Discussion: While plasmacytoma was suggested by the immunoreactivity for CD138, it is important to recognize that CD138 (also known as syndecan-1, a cell surface heparin sulfate proteoglycan) also labels many carcinomas. Hence, while it is useful for separating plasma cell neoplasms from other lymphoproliferative disorders, it does not distinguish plasma cell neoplasia from epithelial neoplasia. The negative staining for both kappa and lambda argue strongly against a plasma cell neoplasm. Anaplastic large cell lymphoma would show more pleomorphic nuclei than the current case, would be more discohesive, and would not label for CD138, cytokeratin Cam 5.2, polyclonal CEA or HepPar 1. Similarly, melanoma would be more pleomorphic and less cohesive than the current case, and would label for S-100 and HMB 45.
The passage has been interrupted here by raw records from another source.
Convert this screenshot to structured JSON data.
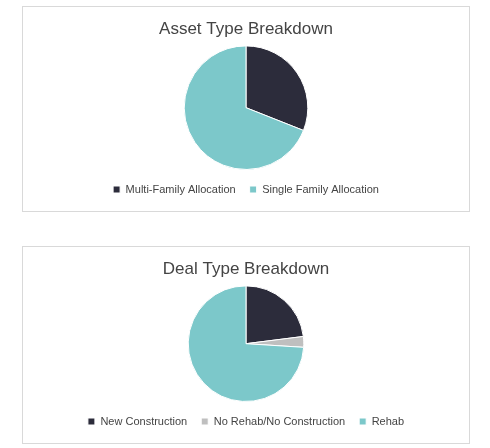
{
  "chart_data": [
    {
      "type": "pie",
      "title": "Asset Type Breakdown",
      "categories": [
        "Multi-Family Allocation",
        "Single Family Allocation"
      ],
      "values": [
        31,
        69
      ],
      "colors": [
        "#2c2c3b",
        "#7cc8ca"
      ],
      "legend": "bottom"
    },
    {
      "type": "pie",
      "title": "Deal Type Breakdown",
      "categories": [
        "New Construction",
        "No Rehab/No Construction",
        "Rehab"
      ],
      "values": [
        23,
        3,
        74
      ],
      "colors": [
        "#2c2c3b",
        "#bfbfbf",
        "#7cc8ca"
      ],
      "legend": "bottom"
    }
  ]
}
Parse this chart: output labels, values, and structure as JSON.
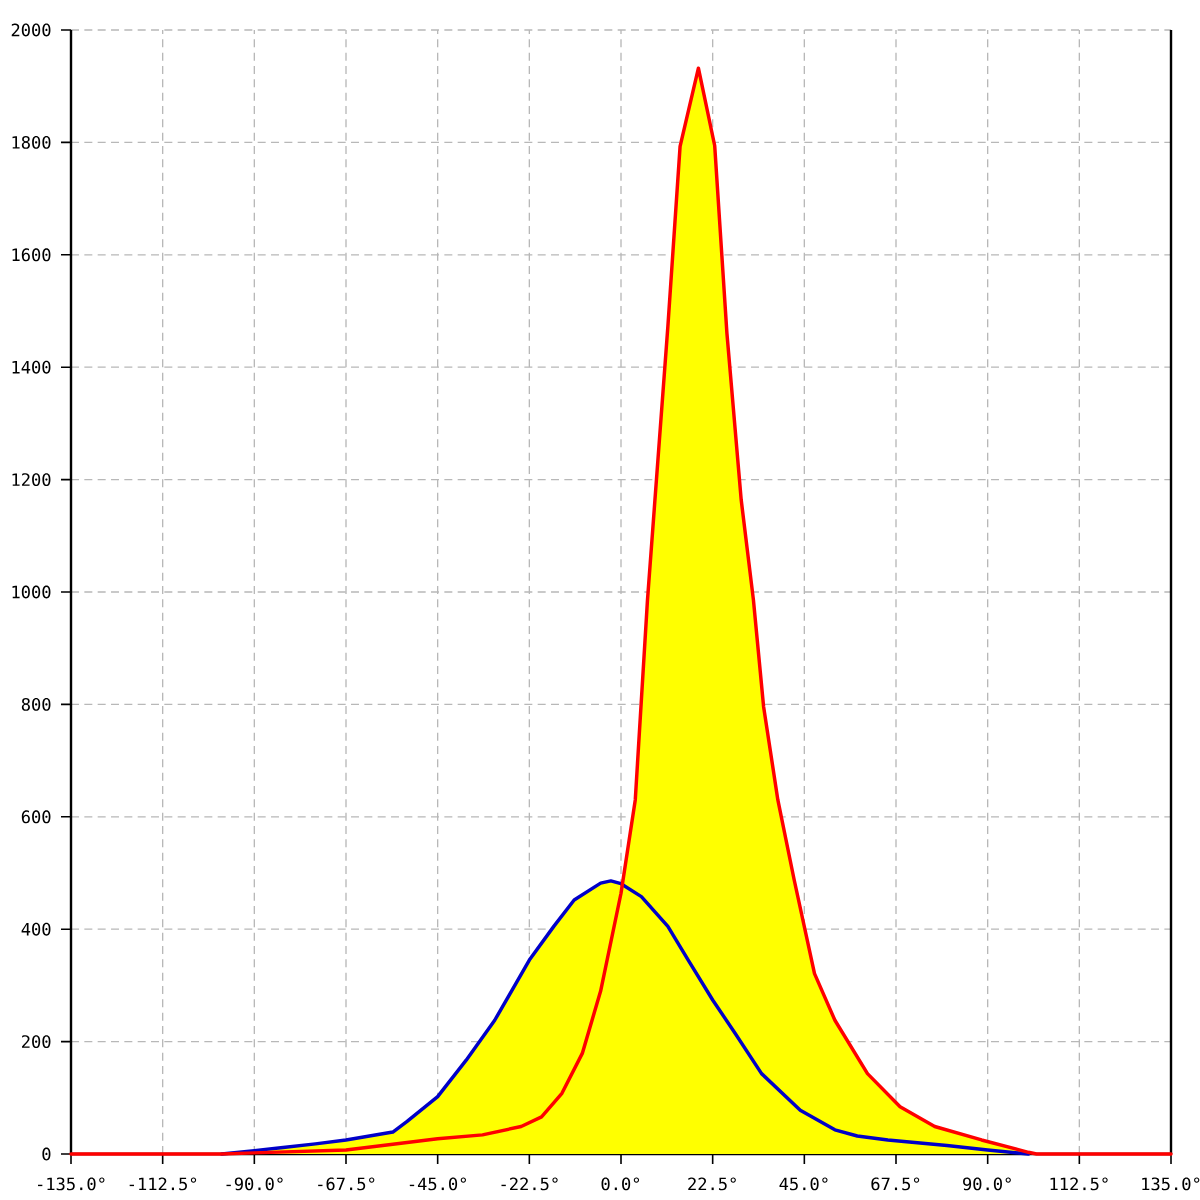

The differential diagnosis for this case is in essence that of the eosinophilic polygonal cell tumor. Most common entities in this differential diagnosis are epithelial neoplasms, which have a granular pink cytoplasm due to abundant mitochondria. These oncocytic neoplasms include hepatocellular carcinoma, renal cell carcinoma, Hurthle cell carcinoma of the thyroid, and parathyroid carcinoma. Other pink cell carcinomas include adrenal cortical carcinoma and apocrine breast carcinoma. Other lesions in the differential include melanoma, plasmacytoma, Leydig cell tumor, alveolar soft part sarcoma, granular cell tumor, and rhabdomyoma. Among these lesions, hepatocellular carcinoma can be very difficult to diagnose when it is not suspected. This is because this tumor is frequently negative for cytokeratin AE1/3, which is used in screening for carcinomas, negative for EMA and negative for both cytokeratin 7 and cytokeratin 20. The most useful markers for this diagnosis include canalicular labeling with polyclonal CEA, which is about 80% sensitive and highly specific for the diagnosis, and the new HepPar 1 immunostain that recognizes a cytoplasmic but yet uncharacterized antigen. HepPar 1 is thought to be approximately 95 percent sensitive for the diagnosis of hepatocellular carcinoma, and is highly specific. Both of these markers, along with labeling for low molecular weight cytokeratin, were crucial in arriving at the correct diagnosis in this case.